Recién este año se decidió a dar el paso siguiente de su lado “literario”: doce cuentos de miedo, de miedo argentino, que forman un libro llamado Las Cosas que Perdimos en el Fuego. Es siempre un gran momento ver a un escritor ocupar su territorio, plantar bandera y ofrecerlo a los lectores, en pleno dominio de su capacidad expresiva: ese “aquí estoy, esto es lo que hago”. ¿Pero qué hace exactamente Mariana Enriquez en su libro con el miedo argentino, el miedo de acá y ahora? Es un efecto envolvente. Empieza por la prosa, muy fluida y muy precisa a la vez, las cosas aparecen como frotadas con alcohol, hipernítidas. Lo mismo pasa con los personajes: en los cuentos de miedo, el personaje tiende a ser una mera excusa, un envase vacío al que el autor propina las sucesivas desventuras que le hará padecer. Acá es diferente; no valen los trucos habituales del género, ni los personajes maqueta ni los efectismos tipo cortina musical terrorífica de fondo; la apuesta es conseguirlo sin apelar a ello. Los personajes tienen textura real, están tan vivos como nosotros, por la sencilla razón de que sentimos exactamente lo que ellos están sintiendo: uno se abandona a esa voz, se confía. Y la voz va inoculando su veneno. La sustancia va entrando sin que nos demos cuenta porque, como dije, tiene alta dosis de argentinidad, es decir de inmediata familiaridad: en sus páginas se respira La Plata, Lanús, se respira Constitución, el Riachuelo, hasta se respira tierra roja correntino-paraguaya en mi cuento favorito del libro (un gótico litoraleño cañón titulado “Tela de araña”).
Un karma que sufren los libros de cuentos es el que acabo de poner en evidencia: se los lee comparando un cuento con el siguiente y el siguiente. Jamás somos así de hinchapelotas con los capítulos menos logrados de una novela o un ensayo, pero de un libro de cuentos siempre decimos como pelotudos: “No están todos al mismo nivel, obvio, pero hay algunos...”. Bueno, acá el efecto de acumulación subterránea de sedimento, de cuento en cuento, logra astutamente que uno no se salga del libro y compare, al pasar de un relato a otro: porque se siente siempre en el mismo lugar, como si cada cuento fuese un cuarto de la misma casa, una casa embrujada, que nos llama desde cada una de sus puertas entreabiertas, para que nos vayamos adentrando en ella.
El primer síntoma de que hemos sido invadidos, dice Mariana Enriquez, es una patada de electricidad, como la que sentimos cuando nos damos un golpe en el codo: pero esta patada es en el cerebro. La redondez “anormal” que termina teniendo su libro es la de un globo lleno de la cantidad justa de agua para ser elástico, sólido y líquido a la vez, sólo que el líquido no es agua.
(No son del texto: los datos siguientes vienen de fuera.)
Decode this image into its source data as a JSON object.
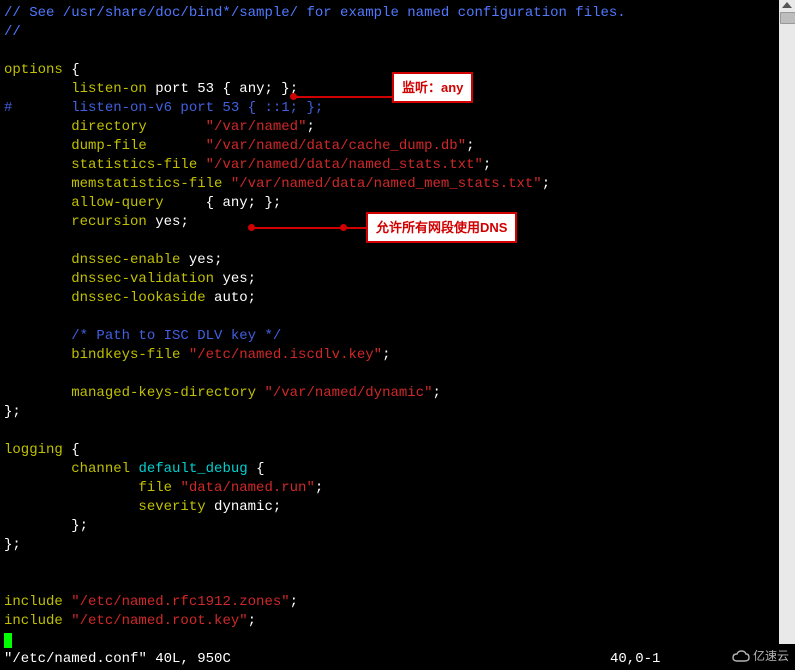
{
  "editor": {
    "filename": "/etc/named.conf",
    "lines_cols": "40L, 950C",
    "cursor_pos": "40,0-1",
    "comment1": "// See /usr/share/doc/bind*/sample/ for example named configuration files.",
    "comment2": "//",
    "options_kw": "options",
    "lbrace": "{",
    "rbrace_semi": "};",
    "listen_on": "listen-on",
    "port_kw": "port",
    "port_val": "53",
    "any_block": "{ any; };",
    "listen_on_v6_line": "#       listen-on-v6 port 53 { ::1; };",
    "directory_kw": "directory",
    "directory_val": "\"/var/named\"",
    "dump_file_kw": "dump-file",
    "dump_file_val": "\"/var/named/data/cache_dump.db\"",
    "stats_file_kw": "statistics-file",
    "stats_file_val": "\"/var/named/data/named_stats.txt\"",
    "memstats_kw": "memstatistics-file",
    "memstats_val": "\"/var/named/data/named_mem_stats.txt\"",
    "allow_query_kw": "allow-query",
    "recursion_kw": "recursion",
    "yes_kw": "yes",
    "no_semi": ";",
    "dnssec_enable_kw": "dnssec-enable",
    "dnssec_validation_kw": "dnssec-validation",
    "dnssec_lookaside_kw": "dnssec-lookaside",
    "auto_kw": "auto",
    "path_comment": "/* Path to ISC DLV key */",
    "bindkeys_kw": "bindkeys-file",
    "bindkeys_val": "\"/etc/named.iscdlv.key\"",
    "managed_keys_kw": "managed-keys-directory",
    "managed_keys_val": "\"/var/named/dynamic\"",
    "logging_kw": "logging",
    "channel_kw": "channel",
    "default_debug": "default_debug",
    "file_kw": "file",
    "file_val": "\"data/named.run\"",
    "severity_kw": "severity",
    "dynamic_kw": "dynamic",
    "include_kw": "include",
    "include1_val": "\"/etc/named.rfc1912.zones\"",
    "include2_val": "\"/etc/named.root.key\""
  },
  "annotations": {
    "a1": "监听：any",
    "a2": "允许所有网段使用DNS"
  },
  "watermark": "亿速云"
}
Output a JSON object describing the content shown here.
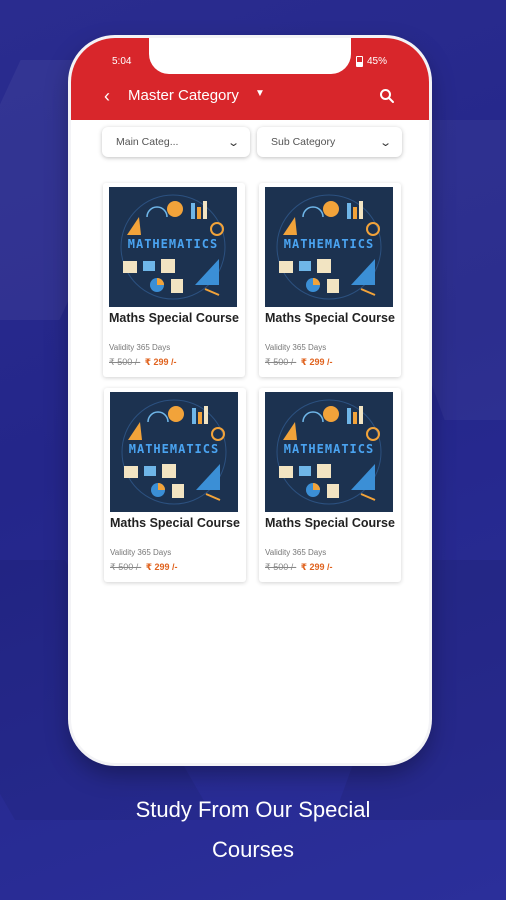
{
  "status_bar": {
    "time": "5:04",
    "battery": "45%"
  },
  "app_bar": {
    "title": "Master Category"
  },
  "filters": {
    "main_category": "Main Categ...",
    "sub_category": "Sub Category"
  },
  "courses": [
    {
      "title": "Maths Special Course",
      "validity": "Validity 365 Days",
      "old_price": "₹ 500 /-",
      "new_price": "₹ 299 /-",
      "image_text": "MATHEMATICS"
    },
    {
      "title": "Maths Special Course",
      "validity": "Validity 365 Days",
      "old_price": "₹ 500 /-",
      "new_price": "₹ 299 /-",
      "image_text": "MATHEMATICS"
    },
    {
      "title": "Maths Special Course",
      "validity": "Validity 365 Days",
      "old_price": "₹ 500 /-",
      "new_price": "₹ 299 /-",
      "image_text": "MATHEMATICS"
    },
    {
      "title": "Maths Special Course",
      "validity": "Validity 365 Days",
      "old_price": "₹ 500 /-",
      "new_price": "₹ 299 /-",
      "image_text": "MATHEMATICS"
    }
  ],
  "footer": {
    "line1": "Study From Our Special",
    "line2": "Courses"
  },
  "colors": {
    "accent": "#d8262b",
    "price": "#e0631f",
    "background": "#2a2c8f",
    "thumbnail": "#1c3250"
  },
  "icons": [
    "back-arrow-icon",
    "dropdown-caret-icon",
    "search-icon",
    "chevron-down-icon",
    "battery-icon"
  ]
}
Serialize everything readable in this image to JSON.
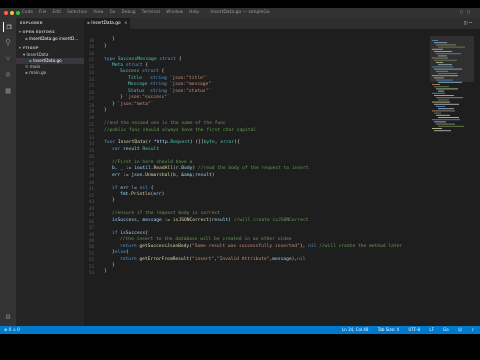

Es mercurio: quema frío, como hielo seco. Y sin embargo queremos seguir tocándolo, como siempre queremos seguir avanzando en la casa embrujada: sabemos bien que sería mucho más sensato retroceder pero seguimos avanzando igual. Y Mariana Enriquez nos espera en las sombras, para llevarnos de la mano. Ya no fuma más ni viste su uniforme punk, pero la van a reconocer porque tiene la mano fría, llena de anillos.